- Film poster
- Chinese: 圍城
- Directed by: Lawrence Ah Mon
- Written by: Leung Tak-shun Frankie Tam Ham Jan-yu
- Produced by: Dennis Chan
- Starring: Tang Tak Po; Wong Yat Ho; Wong Hau Yan; Joman Chiang; Jonathan Cheung;
- Cinematography: Gavin Liew
- Edited by: Li Ka-Wing
- Production company: Big Pictures Ltd.
- Distributed by: Mei Ah Entertainment
- Release date: 22 March 2008 (Hong Kong);
- Running time: 96 minutes
- Country: Hong Kong
- Language: Cantonese

= Besieged City =

2008 Hong Kong film by Lawrence Ah Mon

Besieged City (圍城) is a 2008 Hong Kong film directed by Lawrence Ah Mon. It has a Category III rating in Hong Kong.

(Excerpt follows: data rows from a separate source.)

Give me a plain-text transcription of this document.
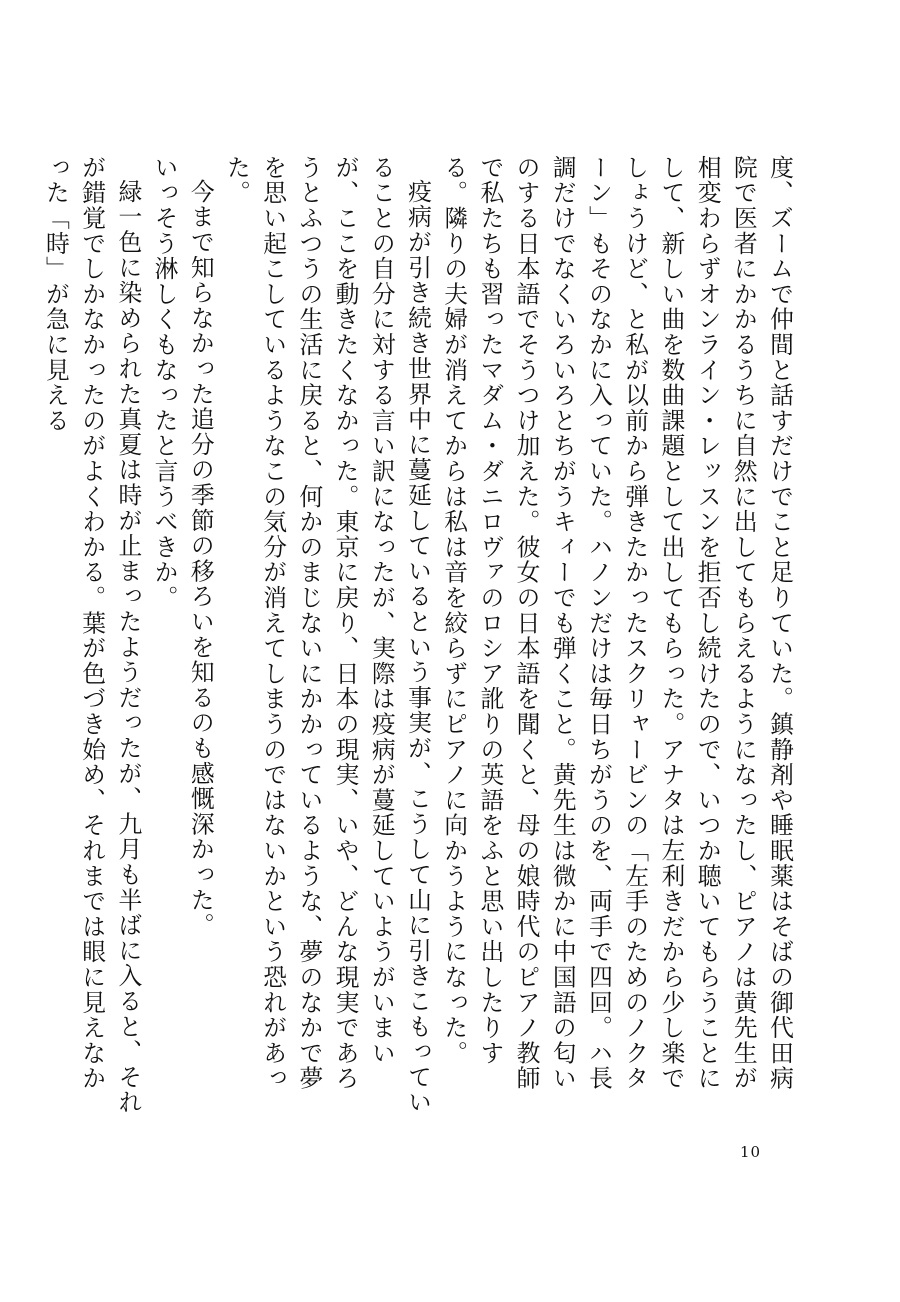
度、ズームで仲間と話すだけでこと足りていた。鎮静剤や睡眠薬はそばの御代田病院で医者にかかるうちに自然に出してもらえるようになったし、ピアノは黄先生が相変わらずオンライン・レッスンを拒否し続けたので、いつか聴いてもらうことにして、新しい曲を数曲課題として出してもらった。アナタは左利きだから少し楽でしょうけど、と私が以前から弾きたかったスクリャービンの「左手のためのノクターン」もそのなかに入っていた。ハノンだけは毎日ちがうのを、両手で四回。ハ長調だけでなくいろいろとちがうキィーでも弾くこと。黄先生は微かに中国語の匂いのする日本語でそうつけ加えた。彼女の日本語を聞くと、母の娘時代のピアノ教師で私たちも習ったマダム・ダニロヴァのロシア訛りの英語をふと思い出したりする。隣りの夫婦が消えてからは私は音を絞らずにピアノに向かうようになった。

疫病が引き続き世界中に蔓延しているという事実が、こうして山に引きこもっていることの自分に対する言い訳になったが、実際は疫病が蔓延していようがいまいが、ここを動きたくなかった。東京に戻り、日本の現実、いや、どんな現実であろうとふつうの生活に戻ると、何かのまじないにかかっているような、夢のなかで夢を思い起こしているようなこの気分が消えてしまうのではないかという恐れがあった。

今まで知らなかった追分の季節の移ろいを知るのも感慨深かった。

いっそう淋しくもなったと言うべきか。

緑一色に染められた真夏は時が止まったようだったが、九月も半ばに入ると、それが錯覚でしかなかったのがよくわかる。葉が色づき始め、それまでは眼に見えなかった「時」が急に見える

10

Elizabeth Kerr wrote in The Hollywood Reporter, "[Besieged City] is a quasi-realist Hong Kong urban drama", and film critic Paul Fonoroff wrote that Besieged City was the "21st-century sequel" of Lawrence Ah Mon's 1988 debut feature film Gangs. The title refers to Tin Shui Wai, a satellite town in the northwestern New Territories of Hong Kong.

==Cast==
Cast and roles include:
- Tang Tak Po as Ho Ling-kit
- Wong Yat Ho as Ho Chun-kit
- Wong Hau Yan as Panadoll
- Joman Chiang
- Jonathan Cheung as Chu Hin
- Dada Chan Ching as Ceci
- Joman Chiang as Yee-wah
- Sunny Luk

==Reception==
Film critic Paul Fonoroff wrote, "The mixture of the realistic and theatric attains a consistency due in large part to the naturalism of its cast of screen neophytes, a quality that has always been a hallmark of Lau's youth films, most recently in Spacked Out (2000) and Gimme Gimme (2001)."

==Awards and nominations==
Besieged City was nominated twice at the 27th Hong Kong Film Awards in 2008:
- Best New Performer - Wong Hau-Yan
- Best Art Direction - Yank Wong

==See also==
- The Way We Are, a 2008 film directed by Ann Hui, set in Tin Shui Wai.